Review logged interactions weekly at first, correct the index rather than the prompt when retrieval misses, and expand the corpus only when accuracy and access checks pass.
Honest comparison
| Capability | Plugsky | Public AI assistants | Building in-house |
|---|---|---|---|
| Data boundary | Cloud, VPC, on-prem or air-gapped | Vendor cloud only | You control fully |
| Grounding | Embeddings and RAG are live for policy, KYC and product knowledge search | Uncontrolled retrieval | You assemble and operate |
| Access control | Scoped keys, usage analytics, enterprise SSO and RBAC options | Account-level only | Custom identity work |
| Auditability | Request and response logging | Limited | You build logging |
| Pricing | Flat monthly self-serve plans; see live pricing | Per-seat or per-token | GPU plus operations cost |
| Time to pilot | Days | Hours, without residency control | Quarters |
Frequently asked questions
Can banking teams keep data private with Plugsky?
Yes. Choose the deployment boundary that matches the data: Plugsky cloud for public content, or your VPC, on-prem and air-gapped options for restricted material. Access is controlled with scoped API keys and usage analytics.
Do we need to fine-tune on our internal documents?
Not for a first release. Fine-tuning is coming soon and is better for style than facts. RAG keeps answers current, permission-aware and traceable to a source, which matters more for internal knowledge.
Which model should we use?
Start free with plugsky-micro and plugsky-lite to validate retrieval, then evaluate mid-tier and frontier models from the 30+ model catalogue on your own question set.
How do we stop wrong or unsupported answers?
Restrict the assistant to approved indexed content, require citations, refuse out-of-scope questions and keep a human decision-maker for every regulated or client-facing outcome.

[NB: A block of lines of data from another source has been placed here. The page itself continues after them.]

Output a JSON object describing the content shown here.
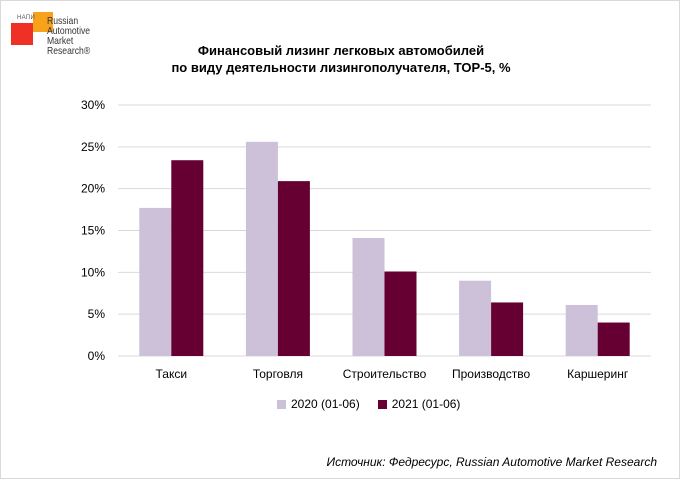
{
  "logo": {
    "small_text": "НАПИ",
    "lines": [
      "Russian",
      "Automotive",
      "Market",
      "Research®"
    ]
  },
  "title_line1": "Финансовый лизинг легковых автомобилей",
  "title_line2": "по виду деятельности лизингополучателя, ТОР-5, %",
  "source": "Источник: Федресурс, Russian Automotive Market Research",
  "colors": {
    "series_2020": "#ccc1d9",
    "series_2021": "#660033",
    "grid": "#d9d9d9"
  },
  "chart_data": {
    "type": "bar",
    "title": "Финансовый лизинг легковых автомобилей по виду деятельности лизингополучателя, ТОР-5, %",
    "categories": [
      "Такси",
      "Торговля",
      "Строительство",
      "Производство",
      "Каршеринг"
    ],
    "series": [
      {
        "name": "2020 (01-06)",
        "values": [
          17.7,
          25.6,
          14.1,
          9.0,
          6.1
        ]
      },
      {
        "name": "2021 (01-06)",
        "values": [
          23.4,
          20.9,
          10.1,
          6.4,
          4.0
        ]
      }
    ],
    "ylim": [
      0,
      30
    ],
    "yticks": [
      "0%",
      "5%",
      "10%",
      "15%",
      "20%",
      "25%",
      "30%"
    ],
    "grid": true,
    "legend": "bottom"
  }
}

How is pricing structured?
Self-serve plans are flat monthly with unlimited fair-use usage, and there are no per-token charges on self-serve plans. See the live pricing page for current plans and the free tier.
Can it answer customer-facing questions?
It can draft from approved product and policy content, but a staff member should review anything that affects a customer's account, rate or eligibility before it is sent.
How do we scope access by desk?
Reuse your existing document classification and role model. Tag chunks by desk, jurisdiction and classification, then enforce filters in your retrieval service before the model sees anything.